Sang the Pirate King in The Pirates of Penzance: Away to the cheating world go you, Where pirates all are well-to-do.
While the corporate media decries the savagery of the lawless Somali coastal enterprises, sophisticated traders descend upon COP15 to extort a cap-and-trade protection racket from a world desperate to arrest climate change.
The pirate bourse is a reminder of what purpose the stock markets used to play. If you had a money-making idea, and needed investors, that’s where you went. But to describe a business proposal as germinating from an idea, is to peddle platitudes defining entrepreneurship as being about intellectual innovation. In practice, business opportunities chiefly present themselves from licenses obtained from the state, to operate lucrative monopolies. It usually takes the combination of disproportionate profits and manageable risk to interest wealthy investors.
I think I enjoy this Somalia juxtaposition particularly because Wall Street can’t get a piece of the pirate action. Only those with real pirate commodities need apply. And of course, only those financiers brave enough to circulate in a “pirate’s lair” like Haradheere. So the suddenly infamous Dalsan Bank of Haradheere is basically for scrappers and warlords only, and certainly no whites need apply, unless it’s to be ransomed.

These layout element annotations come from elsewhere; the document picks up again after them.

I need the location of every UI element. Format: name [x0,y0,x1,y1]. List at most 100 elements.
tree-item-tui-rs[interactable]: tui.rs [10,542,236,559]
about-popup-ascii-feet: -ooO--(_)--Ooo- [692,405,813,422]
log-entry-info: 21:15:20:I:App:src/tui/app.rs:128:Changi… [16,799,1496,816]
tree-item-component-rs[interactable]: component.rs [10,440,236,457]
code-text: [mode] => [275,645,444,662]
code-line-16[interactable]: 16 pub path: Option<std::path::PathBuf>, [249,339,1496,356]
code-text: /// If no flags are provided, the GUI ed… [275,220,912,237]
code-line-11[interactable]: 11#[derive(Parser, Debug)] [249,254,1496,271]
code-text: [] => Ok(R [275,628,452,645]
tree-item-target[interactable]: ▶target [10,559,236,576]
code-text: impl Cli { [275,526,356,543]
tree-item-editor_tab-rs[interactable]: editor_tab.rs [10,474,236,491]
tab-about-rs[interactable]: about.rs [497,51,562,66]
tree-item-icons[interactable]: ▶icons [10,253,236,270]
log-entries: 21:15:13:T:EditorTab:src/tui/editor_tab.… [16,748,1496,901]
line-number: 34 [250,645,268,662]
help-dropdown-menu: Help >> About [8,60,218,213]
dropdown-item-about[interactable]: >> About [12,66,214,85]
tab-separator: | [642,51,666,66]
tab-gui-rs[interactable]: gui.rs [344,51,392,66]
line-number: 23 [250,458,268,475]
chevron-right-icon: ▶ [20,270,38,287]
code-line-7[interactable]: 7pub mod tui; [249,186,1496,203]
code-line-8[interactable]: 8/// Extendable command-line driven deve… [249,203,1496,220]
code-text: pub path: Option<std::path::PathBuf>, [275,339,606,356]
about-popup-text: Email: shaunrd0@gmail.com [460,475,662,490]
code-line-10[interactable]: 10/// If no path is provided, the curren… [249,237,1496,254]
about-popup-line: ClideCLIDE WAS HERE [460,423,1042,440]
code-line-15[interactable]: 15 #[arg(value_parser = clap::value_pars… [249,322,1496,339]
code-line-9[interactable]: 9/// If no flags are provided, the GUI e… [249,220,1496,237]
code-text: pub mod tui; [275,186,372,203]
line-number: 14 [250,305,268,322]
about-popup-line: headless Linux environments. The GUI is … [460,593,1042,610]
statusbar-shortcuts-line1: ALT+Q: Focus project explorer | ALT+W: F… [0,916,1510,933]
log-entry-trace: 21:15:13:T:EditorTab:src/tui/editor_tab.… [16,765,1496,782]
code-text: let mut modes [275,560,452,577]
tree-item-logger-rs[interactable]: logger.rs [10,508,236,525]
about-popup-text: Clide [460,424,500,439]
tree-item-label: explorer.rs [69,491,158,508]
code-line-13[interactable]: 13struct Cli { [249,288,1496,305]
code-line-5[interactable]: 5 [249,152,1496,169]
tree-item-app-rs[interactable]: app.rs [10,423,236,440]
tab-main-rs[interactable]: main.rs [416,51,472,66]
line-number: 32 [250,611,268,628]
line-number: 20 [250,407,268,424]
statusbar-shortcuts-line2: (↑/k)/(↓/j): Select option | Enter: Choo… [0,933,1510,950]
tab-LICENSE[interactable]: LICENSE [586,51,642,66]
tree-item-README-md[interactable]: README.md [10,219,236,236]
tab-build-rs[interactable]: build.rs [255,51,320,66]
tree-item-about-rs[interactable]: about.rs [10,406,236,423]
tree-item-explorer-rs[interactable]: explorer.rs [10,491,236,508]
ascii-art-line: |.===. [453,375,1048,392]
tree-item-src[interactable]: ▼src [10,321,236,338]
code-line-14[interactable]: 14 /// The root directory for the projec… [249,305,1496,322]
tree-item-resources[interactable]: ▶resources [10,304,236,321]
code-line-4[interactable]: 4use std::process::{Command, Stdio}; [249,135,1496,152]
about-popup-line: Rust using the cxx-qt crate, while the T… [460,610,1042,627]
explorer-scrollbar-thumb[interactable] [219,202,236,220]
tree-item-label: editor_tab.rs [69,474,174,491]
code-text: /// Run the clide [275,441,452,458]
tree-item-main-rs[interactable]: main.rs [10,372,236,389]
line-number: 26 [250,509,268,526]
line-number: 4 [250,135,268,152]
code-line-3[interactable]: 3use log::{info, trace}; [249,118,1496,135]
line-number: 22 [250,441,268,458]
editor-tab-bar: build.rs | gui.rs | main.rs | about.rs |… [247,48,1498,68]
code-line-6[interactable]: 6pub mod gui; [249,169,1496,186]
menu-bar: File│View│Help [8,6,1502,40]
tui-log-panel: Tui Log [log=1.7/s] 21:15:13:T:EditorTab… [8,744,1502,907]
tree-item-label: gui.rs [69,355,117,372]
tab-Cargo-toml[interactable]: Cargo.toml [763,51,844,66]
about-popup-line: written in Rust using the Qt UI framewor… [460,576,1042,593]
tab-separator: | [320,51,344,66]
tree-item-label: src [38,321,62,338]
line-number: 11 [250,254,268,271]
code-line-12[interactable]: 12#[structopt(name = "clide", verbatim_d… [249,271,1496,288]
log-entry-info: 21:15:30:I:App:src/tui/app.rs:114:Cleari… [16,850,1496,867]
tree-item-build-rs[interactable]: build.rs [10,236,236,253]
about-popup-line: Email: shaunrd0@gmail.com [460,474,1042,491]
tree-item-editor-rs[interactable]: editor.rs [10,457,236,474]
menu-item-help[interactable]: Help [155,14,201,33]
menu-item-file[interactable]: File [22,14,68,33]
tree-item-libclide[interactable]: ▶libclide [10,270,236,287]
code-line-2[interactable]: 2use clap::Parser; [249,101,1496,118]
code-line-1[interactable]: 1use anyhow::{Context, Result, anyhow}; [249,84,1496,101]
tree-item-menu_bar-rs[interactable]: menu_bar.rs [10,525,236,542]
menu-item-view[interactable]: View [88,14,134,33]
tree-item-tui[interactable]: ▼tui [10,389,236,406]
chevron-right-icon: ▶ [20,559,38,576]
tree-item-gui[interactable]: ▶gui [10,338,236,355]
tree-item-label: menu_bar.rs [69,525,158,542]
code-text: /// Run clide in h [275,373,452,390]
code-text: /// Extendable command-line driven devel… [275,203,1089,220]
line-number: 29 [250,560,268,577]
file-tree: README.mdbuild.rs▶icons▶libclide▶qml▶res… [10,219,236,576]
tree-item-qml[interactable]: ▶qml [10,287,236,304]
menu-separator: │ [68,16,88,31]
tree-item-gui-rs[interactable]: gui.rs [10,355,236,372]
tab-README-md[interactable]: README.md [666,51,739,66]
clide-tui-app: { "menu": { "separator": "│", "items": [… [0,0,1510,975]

Here’s a snippet from yesterday’s Reuters article:
Piracy investor Sahra Ibrahim, a 22-year-old divorcee, was lined up with others waiting for her cut of a ransom pay-out after one of the gangs freed a Spanish tuna fishing vessel.
“I am waiting for my share after I contributed a rocket-propelled grenade for the operation,” she said, adding that she got the weapon from her ex-husband in alimony.
“I am really happy and lucky. I have made $75,000 in only 38 days since I joined the ‘company’.”
If it sounds like a personal testament for a get-rich-quick scheme, it is! But unlike the television infomercials, this bourse is grounded in providing a legitimate function in Somalia.
Note that the ransom from which Ms. Ibrahim expects to profit was paid for the release of a “tuna fishing vessel.” For those who want to judge the pirates like terrorists, the inconvenient characteristic about the Somali pirates is the role they play as coast guard for a national government not up to the task. Somalia’s inability to police its waters means that international boats visit to plunder the fisheries and dump toxic waste. Illegally, obviously. The fishing villages of Somalia suffer the most, and it’s from their workforces that the pirates recruit their expeditions. The pirates arrest the wrongdoers and assess large penalties and criminal fines before the lawbreaking crews are released.